Thursday, April 13, 2006
Facinating Update On Charters From FOCUS
An April Fools Day hearing held by the Board of Education to give the public a chance to weigh in on the idea of consolidating programs and closing schools quickly turned ugly, a string of witnesses characterizing the Board's plan as playing into the hands of "arrogant" whites and "ruthless" charter schools. The Board, under pressure from the Council to cut unneeded school space in exchange for $2.2 billion in facilities funding over the next ten years, had scheduled the hearing as the first step in a "transparent" school closing process by which the Board hopes to reduce its facilities burden by one million square feet this fall and by a total of three million square feet by the fall of 2008. Recent studies have shown that the school system, which has lost 30% of its enrollment since 1996, controls up to six million square feet it doesn't need for its students, most of it in bad repair.
The first of the hostile witnesses, a longtime DCPS teacher, decried the "wholesale marketing and exploitation of minority, mostly black, children by whites and middle class blacks" and the "privilege and arrogance" of D.C.'s white residents, who, she said, care only about their own children. Several witnesses following her, all members of the small but virulent anti-charter group calling itself "Save Our Schools," urged the Board not to close schools "in neighborhoods whose schools are being crushed by public charter schools," which "ruthlessly recruit teachers and students away from DCPS" and "renovate [school buildings] on the backs of D.C. school children." To give in to charters, one said, would be to encourage the District's "power ruling elite," who use "back channels to maintain white privilege."
No Board member challenged the accuracy - or questioned the propriety - of these assertions.
Save Our Schools two years ago tried unsuccessfully to stop Two Rivers Public Charter School from opening on Capitol Hill (where SOS’s founders live) and lately has picketed the D.C. residence of Senator Mary Landrieu (D-La.) and held an anti-charter school "teach-in" at Eastern High School. In published materials, SOS has referred to D.C.'s charter schools as "segregators," relying on a national study purporting to demonstrate that charters can "contribute to segregation by race and class." According to these materials, D.C. charter schools, which by law are public schools run as non-profit corporations by D.C.-resident boards of trustees, are "privately owned and operated" and are in league with condominium developers and others whose actions are "fundamental to the process of gentrification." According to SOS, charters are "not only racist and greedy...[but show] an utter lack of respect for the people of Washington DC."
D.C.'s public school population is largely minority. While about 35% of the general population is white, 95% of the students attending school system schools and 98% of those in charter schools are members of minority groups (almost all black and Hispanic). SOS’s founders are white.

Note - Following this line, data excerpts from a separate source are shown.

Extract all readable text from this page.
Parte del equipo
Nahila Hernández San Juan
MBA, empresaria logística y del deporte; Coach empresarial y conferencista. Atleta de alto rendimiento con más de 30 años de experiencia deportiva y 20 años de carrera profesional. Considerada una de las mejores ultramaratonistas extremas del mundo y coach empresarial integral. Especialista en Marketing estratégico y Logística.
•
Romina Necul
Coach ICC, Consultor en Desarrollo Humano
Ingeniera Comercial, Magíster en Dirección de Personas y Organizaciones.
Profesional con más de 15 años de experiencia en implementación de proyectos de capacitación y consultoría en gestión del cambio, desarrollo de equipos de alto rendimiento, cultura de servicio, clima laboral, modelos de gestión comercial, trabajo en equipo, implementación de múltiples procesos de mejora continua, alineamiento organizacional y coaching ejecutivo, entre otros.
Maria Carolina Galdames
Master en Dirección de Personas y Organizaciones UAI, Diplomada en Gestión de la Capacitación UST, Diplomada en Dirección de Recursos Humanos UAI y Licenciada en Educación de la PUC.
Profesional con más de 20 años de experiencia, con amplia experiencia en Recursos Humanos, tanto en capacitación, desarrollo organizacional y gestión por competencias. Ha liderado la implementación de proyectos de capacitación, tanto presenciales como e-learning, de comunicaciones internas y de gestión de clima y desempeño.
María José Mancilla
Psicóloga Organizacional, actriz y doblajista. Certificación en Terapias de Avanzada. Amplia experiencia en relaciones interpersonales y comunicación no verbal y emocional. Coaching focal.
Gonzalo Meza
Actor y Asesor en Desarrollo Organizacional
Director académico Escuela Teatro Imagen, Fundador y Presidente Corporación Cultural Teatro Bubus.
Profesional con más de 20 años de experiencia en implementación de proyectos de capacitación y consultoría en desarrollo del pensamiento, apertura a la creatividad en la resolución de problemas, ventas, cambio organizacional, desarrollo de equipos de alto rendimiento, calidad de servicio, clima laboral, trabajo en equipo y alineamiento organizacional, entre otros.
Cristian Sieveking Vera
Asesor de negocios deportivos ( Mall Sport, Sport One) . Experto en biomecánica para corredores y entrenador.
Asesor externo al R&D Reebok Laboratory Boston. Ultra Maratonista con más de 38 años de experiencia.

DCPS Interest Groups Gain Delay in Consolidations, Closures
Bowing to pressure from a variety of advocacy groups and individual community members, the Board of Education pulled back from its recent decision to announce on April 15 a list of schools to be consolidated or closed. Instead, the list will be made public when the Board receives the revised Master Facilities Plan from the superintendent on May 15. Community meetings on the MFP will begin on June 5, and the Board will take official action on the Plan on June 28.
The new schedule makes it likely that few, if any, charter schools will be able to occupy vacated DCPS space next fall.
The first of the hostile witnesses, a longtime DCPS teacher, decried the "wholesale marketing and exploitation of minority, mostly black, children by whites and middle class blacks" and the "privilege and arrogance" of D.C.'s white residents, who, she said, care only about their own children. Several witnesses following her, all members of the small but virulent anti-charter group calling itself "Save Our Schools," urged the Board not to close schools "in neighborhoods whose schools are being crushed by public charter schools," which "ruthlessly recruit teachers and students away from DCPS" and "renovate [school buildings] on the backs of D.C. school children." To give in to charters, one said, would be to encourage the District's "power ruling elite," who use "back channels to maintain white privilege."
No Board member challenged the accuracy - or questioned the propriety - of these assertions.
Save Our Schools two years ago tried unsuccessfully to stop Two Rivers Public Charter School from opening on Capitol Hill (where SOS’s founders live) and lately has picketed the D.C. residence of Senator Mary Landrieu (D-La.) and held an anti-charter school "teach-in" at Eastern High School. In published materials, SOS has referred to D.C.'s charter schools as "segregators," relying on a national study purporting to demonstrate that charters can "contribute to segregation by race and class." According to these materials, D.C. charter schools, which by law are public schools run as non-profit corporations by D.C.-resident boards of trustees, are "privately owned and operated" and are in league with condominium developers and others whose actions are "fundamental to the process of gentrification." According to SOS, charters are "not only racist and greedy...[but show] an utter lack of respect for the people of Washington DC."
D.C.'s public school population is largely minority. While about 35% of the general population is white, 95% of the students attending school system schools and 98% of those in charter schools are members of minority groups (almost all black and Hispanic). SOS’s founders are white.
DCPS Interest Groups Gain Delay in Consolidations, Closures
Bowing to pressure from a variety of advocacy groups and individual community members, the Board of Education pulled back from its recent decision to announce on April 15 a list of schools to be consolidated or closed. Instead, the list will be made public when the Board receives the revised Master Facilities Plan from the superintendent on May 15. Community meetings on the MFP will begin on June 5, and the Board will take official action on the Plan on June 28.
The new schedule makes it likely that few, if any, charter schools will be able to occupy vacated DCPS space next fall.